Nella, a black, twenty-something aspiring editor, already has enough to trouble her in her New York publishing job without having to worry about uncanny events in the office. Her boss asks her to indulge a racist author, older coworkers tut at her music while young ones showcase their allyship, and newly-hired colleague Hazel — the only other black employee — appears to be a sly rival masquerading as a supportive friend. And then there are the eerily flickering lights, the ghostly apparitions and an alarming anonymous message which lands on Nella’s desk imploring her to “leave now”.

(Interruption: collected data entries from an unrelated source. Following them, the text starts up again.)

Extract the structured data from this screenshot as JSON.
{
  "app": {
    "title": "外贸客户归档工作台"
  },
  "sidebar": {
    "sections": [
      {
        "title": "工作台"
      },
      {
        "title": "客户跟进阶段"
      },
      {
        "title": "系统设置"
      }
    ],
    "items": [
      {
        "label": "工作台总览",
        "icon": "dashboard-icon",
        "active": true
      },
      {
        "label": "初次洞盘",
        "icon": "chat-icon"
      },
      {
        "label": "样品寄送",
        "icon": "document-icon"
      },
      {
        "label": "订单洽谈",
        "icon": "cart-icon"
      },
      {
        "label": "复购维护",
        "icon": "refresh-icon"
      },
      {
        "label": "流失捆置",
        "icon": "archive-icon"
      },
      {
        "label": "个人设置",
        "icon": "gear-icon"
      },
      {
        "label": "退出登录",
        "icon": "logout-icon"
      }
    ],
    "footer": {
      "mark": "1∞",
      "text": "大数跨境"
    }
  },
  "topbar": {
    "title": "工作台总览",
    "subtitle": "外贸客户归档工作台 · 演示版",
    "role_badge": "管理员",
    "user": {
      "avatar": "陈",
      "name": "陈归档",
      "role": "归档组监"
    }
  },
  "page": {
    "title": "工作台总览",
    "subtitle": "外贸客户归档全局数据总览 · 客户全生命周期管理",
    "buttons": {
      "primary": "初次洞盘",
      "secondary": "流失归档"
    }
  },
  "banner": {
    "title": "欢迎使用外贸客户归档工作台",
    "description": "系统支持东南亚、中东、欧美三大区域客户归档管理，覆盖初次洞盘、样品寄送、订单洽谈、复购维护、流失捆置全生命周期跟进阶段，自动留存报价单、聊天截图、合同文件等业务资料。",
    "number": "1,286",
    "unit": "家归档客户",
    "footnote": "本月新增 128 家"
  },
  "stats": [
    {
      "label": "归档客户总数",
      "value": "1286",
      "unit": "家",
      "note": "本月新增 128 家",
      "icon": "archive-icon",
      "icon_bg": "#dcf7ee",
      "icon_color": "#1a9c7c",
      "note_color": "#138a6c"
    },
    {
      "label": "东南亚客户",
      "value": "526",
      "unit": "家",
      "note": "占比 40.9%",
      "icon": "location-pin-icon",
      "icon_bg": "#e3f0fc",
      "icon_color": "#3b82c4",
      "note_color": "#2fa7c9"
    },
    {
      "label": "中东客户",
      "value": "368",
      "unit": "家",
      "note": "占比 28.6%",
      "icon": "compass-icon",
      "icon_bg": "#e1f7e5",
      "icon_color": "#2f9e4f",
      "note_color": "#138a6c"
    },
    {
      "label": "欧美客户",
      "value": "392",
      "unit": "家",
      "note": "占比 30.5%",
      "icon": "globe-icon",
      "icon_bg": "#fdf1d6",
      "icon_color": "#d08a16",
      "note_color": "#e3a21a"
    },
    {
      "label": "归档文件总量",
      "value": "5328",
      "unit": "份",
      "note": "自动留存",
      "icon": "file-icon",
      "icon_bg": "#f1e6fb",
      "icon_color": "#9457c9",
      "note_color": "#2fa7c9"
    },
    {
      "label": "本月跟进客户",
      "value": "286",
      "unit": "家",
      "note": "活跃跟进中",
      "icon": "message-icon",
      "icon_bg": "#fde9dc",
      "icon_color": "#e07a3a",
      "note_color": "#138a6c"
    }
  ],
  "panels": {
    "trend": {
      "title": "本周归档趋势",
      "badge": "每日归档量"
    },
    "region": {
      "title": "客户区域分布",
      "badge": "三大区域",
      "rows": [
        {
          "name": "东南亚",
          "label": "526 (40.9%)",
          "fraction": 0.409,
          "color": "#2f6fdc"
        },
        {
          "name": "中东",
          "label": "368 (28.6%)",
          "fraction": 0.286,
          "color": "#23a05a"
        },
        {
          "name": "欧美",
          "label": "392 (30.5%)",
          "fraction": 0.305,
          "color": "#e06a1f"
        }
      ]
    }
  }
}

In other words, Get Out. Like Jordan Peele’s landmark 2017 film, 10-part series The Other Black Girl pointedly draws on the heightened vernacular of horror filmmaking as a means of confronting audiences with the disquiet and marginalisation black Americans face in daily life. Executive producer and author of the source novel Zakiya Dalila Harris once worked in publishing, and Hulu’s workplace satire-cum-mystery thriller also serves as a send-up of the infamously pale, stale literary world.

Violence initially comes in the form of back-stabbing. Nella proofs a problematic manuscript by the publisher’s biggest asset. While she is told to swallow her concerns by those higher up, Hazel (Ashleigh Murray) encourages Nella (Sinclair Daniel) to challenge the writer himself, only to jump in and ingratiate herself. A smooth, code-switching operator, Hazel brushes the incident off as a misunderstanding and convinces Nella that they can enact meaningful change in the industry together. 

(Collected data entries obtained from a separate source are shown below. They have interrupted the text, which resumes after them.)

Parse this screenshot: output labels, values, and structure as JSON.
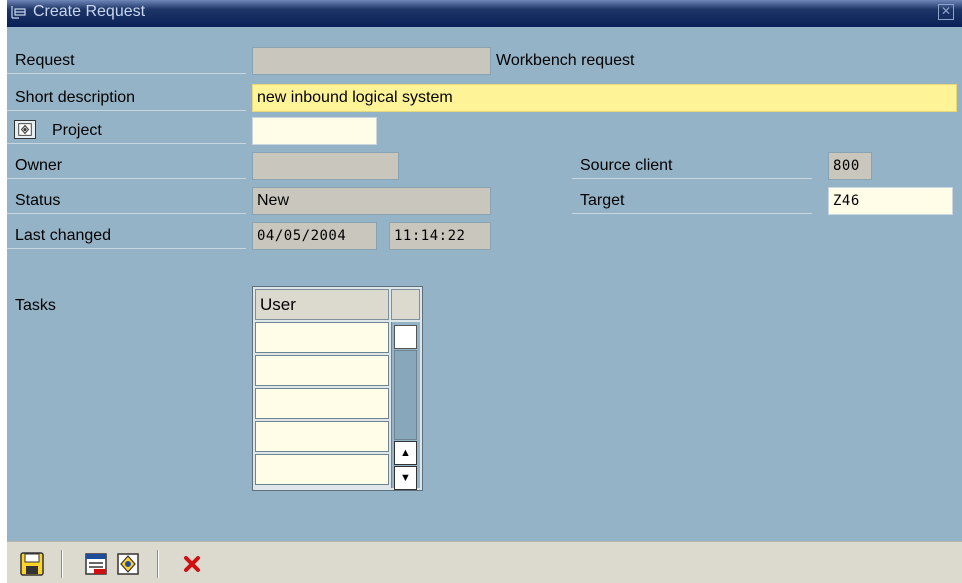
{
  "window": {
    "title": "Create Request"
  },
  "form": {
    "request": {
      "label": "Request",
      "value": "",
      "type_text": "Workbench request"
    },
    "short_description": {
      "label": "Short description",
      "value": "new inbound logical system"
    },
    "project": {
      "label": "Project",
      "value": ""
    },
    "owner": {
      "label": "Owner",
      "value": ""
    },
    "status": {
      "label": "Status",
      "value": "New"
    },
    "last_changed": {
      "label": "Last changed",
      "date": "04/05/2004",
      "time": "11:14:22"
    },
    "source_client": {
      "label": "Source client",
      "value": "800"
    },
    "target": {
      "label": "Target",
      "value": "Z46"
    }
  },
  "tasks": {
    "label": "Tasks",
    "column_header": "User",
    "rows": [
      "",
      "",
      "",
      "",
      ""
    ]
  },
  "toolbar": {
    "buttons": [
      {
        "name": "save",
        "icon": "save-icon"
      },
      {
        "name": "own-requests",
        "icon": "own-requests-icon"
      },
      {
        "name": "project-select",
        "icon": "project-icon"
      },
      {
        "name": "cancel",
        "icon": "cancel-icon"
      }
    ]
  },
  "colors": {
    "background": "#95b3c6",
    "required_field": "#fff398",
    "input_field": "#fffde8",
    "display_field": "#c9c7bd",
    "titlebar": "#0b2158",
    "cancel_red": "#d01010"
  }
}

The uneasy dynamic between two young women in a cynical, self-interested company feels like rich material to carry a story. But though the motivations behind the use of tongue-in-cheek horror are clear, sometimes it feels as if the show would have been more impactful as a conventional drama. The Other Black Girl can fall between the cracks of various genres — not quite searing or funny enough as a satire, slightly too exaggerated to truly unnerve. As an editor knows well, sometimes less is more.